The monthly pass is the gold standard of the cost of transit for frequent users, and as of 2019 are now offered by every large city except Houston (where perhaps it is not needed due to the low, low day pass cost of $3).
While a monthly pass may provide more value in a city with a larger rapid-transit network and more frequent bus service, it’s still the closest thing to an apples-to-apples comparison we have.
Once again, the TTC is by all measures atrociously expensive, the $146.25 pass being 70 per cent more costly than the average pass cost of $87. This is the cost on Presto's system, with a discontinued Metropass at the end of 2018.
Academically applying the discount for the weak Canadian dollar, the TTC would still be the 3rd most expensive in the US and Canada. And that’s for a pass that is bizarrely and awkwardly tied to calendar months rather than just be 30 or 31 days from activation.
Adding insult to injury, the TTC continues to make monthly passes unappealing by charging the equivalent of an astounding 49 trips/transfers per pass (trip index).

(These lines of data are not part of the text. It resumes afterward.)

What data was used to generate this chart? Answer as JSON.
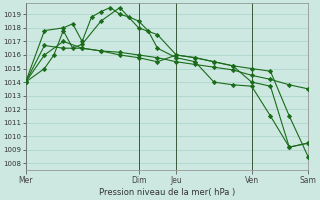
{
  "bg_color": "#cce8e0",
  "grid_color": "#9ecdc4",
  "line_color": "#1a6b1a",
  "xlabel_text": "Pression niveau de la mer( hPa )",
  "xlabels": [
    "Mer",
    "Dim",
    "Jeu",
    "Ven",
    "Sam"
  ],
  "xtick_positions": [
    0,
    12,
    16,
    24,
    30
  ],
  "vline_positions": [
    0,
    12,
    16,
    24,
    30
  ],
  "ylim": [
    1007.5,
    1019.8
  ],
  "yticks": [
    1008,
    1009,
    1010,
    1011,
    1012,
    1013,
    1014,
    1015,
    1016,
    1017,
    1018,
    1019
  ],
  "series": [
    {
      "x": [
        0,
        2,
        4,
        6,
        8,
        10,
        12,
        14,
        16,
        18,
        20,
        22,
        24,
        26,
        28,
        30
      ],
      "y": [
        1014.0,
        1016.7,
        1016.5,
        1016.5,
        1016.3,
        1016.2,
        1016.0,
        1015.8,
        1015.5,
        1015.3,
        1015.1,
        1014.9,
        1014.5,
        1014.2,
        1013.8,
        1013.5
      ]
    },
    {
      "x": [
        0,
        2,
        4,
        5,
        6,
        7,
        8,
        9,
        10,
        11,
        12,
        13,
        14,
        16,
        18,
        20,
        22,
        24,
        26,
        28,
        30
      ],
      "y": [
        1014.0,
        1017.8,
        1018.0,
        1018.3,
        1017.0,
        1018.8,
        1019.2,
        1019.5,
        1019.0,
        1018.8,
        1018.5,
        1017.8,
        1016.5,
        1015.8,
        1015.5,
        1014.0,
        1013.8,
        1013.7,
        1011.5,
        1009.2,
        1009.5
      ]
    },
    {
      "x": [
        0,
        2,
        3,
        4,
        5,
        6,
        8,
        10,
        12,
        14,
        16,
        18,
        20,
        22,
        24,
        26,
        28,
        30
      ],
      "y": [
        1014.0,
        1015.0,
        1016.0,
        1017.8,
        1016.5,
        1016.8,
        1018.5,
        1019.5,
        1018.0,
        1017.5,
        1016.0,
        1015.8,
        1015.5,
        1015.2,
        1014.0,
        1013.7,
        1009.2,
        1009.5
      ]
    },
    {
      "x": [
        0,
        2,
        4,
        6,
        8,
        10,
        12,
        14,
        16,
        18,
        20,
        22,
        24,
        26,
        28,
        30
      ],
      "y": [
        1014.0,
        1016.0,
        1017.0,
        1016.5,
        1016.3,
        1016.0,
        1015.8,
        1015.5,
        1016.0,
        1015.8,
        1015.5,
        1015.2,
        1015.0,
        1014.8,
        1011.5,
        1008.5
      ]
    }
  ]
}
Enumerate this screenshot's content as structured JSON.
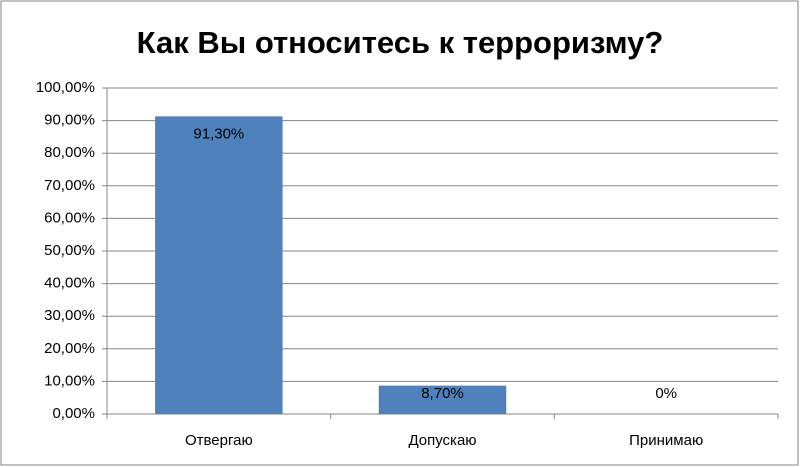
{
  "chart_data": {
    "type": "bar",
    "title": "Как Вы относитесь к терроризму?",
    "categories": [
      "Отвергаю",
      "Допускаю",
      "Принимаю"
    ],
    "values": [
      91.3,
      8.7,
      0
    ],
    "value_labels": [
      "91,30%",
      "8,70%",
      "0%"
    ],
    "color": "#4f81bd",
    "ylim": [
      0,
      100
    ],
    "yticks": [
      {
        "value": 0,
        "label": "0,00%"
      },
      {
        "value": 10,
        "label": "10,00%"
      },
      {
        "value": 20,
        "label": "20,00%"
      },
      {
        "value": 30,
        "label": "30,00%"
      },
      {
        "value": 40,
        "label": "40,00%"
      },
      {
        "value": 50,
        "label": "50,00%"
      },
      {
        "value": 60,
        "label": "60,00%"
      },
      {
        "value": 70,
        "label": "70,00%"
      },
      {
        "value": 80,
        "label": "80,00%"
      },
      {
        "value": 90,
        "label": "90,00%"
      },
      {
        "value": 100,
        "label": "100,00%"
      }
    ],
    "grid": true
  }
}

The vast majority of systems hover in the 30 to 44 trip index band which is considered favourable to encouraging riders to buy passes (since the typical commuter takes two trips plus two transfers per day, 22 working days per month).
Only New York, Toronto and LA dare charge more than 44 trips for a monthly pass.
New York has a vastly larger 24-hour system that is more likely to be used on weekends and nights, while LA has a suddenly high trip index due to recently allowing free transfers in a system with a very low fare ($1.75) that historically charged a fare for each boarding. What is the TTC’s excuse?
Since so many large North American cities now have a rail connection to their airports, they've been folded into this transit fare comparison study.
While there are certainly differences in terms of the quality of experience in riding a plush express train like UPX versus a multi-stop commuter train in Denver, or a sleek light rail in Minneapolis, or a crowded subway in Chicago, they're included here since, at the end of the day, these air-rail links are public transit that gets you from a city’s downtown to its airport with low cost and frequent service.
Here, Toronto is once more in the top tier of fares.
Discounting for the Canadian dollar makes this look a little better, and perhaps this is the one transit mode where worldly tourists may find that exchange rate to be advantageous, but then again they will likely be paying the $12.35 standard fare and not the $9.25 Presto fare.
At least the comfy environs of the UPX and its limited number of stops add some value to that relatively high fare..
In conclusion, while there are many assumptions that can be challenged, and endless details to differentiate over, these charts do show a continuing disappointing standing by the TTC in 2019.
On the whole this comparison suggests Toronto continues to have one of the most expensive transit systems in the United States or Canada.
Perhaps the TTC will work around the margins to improve matters by, say, untethering monthly passes from the calendar. And of course, the Crosstown Line is under construction, adding more value to those expensive fares.
But with subway uploading on the horizon and underfunding a chronic issue, it may be a while before the TTC fares compare better to their peers.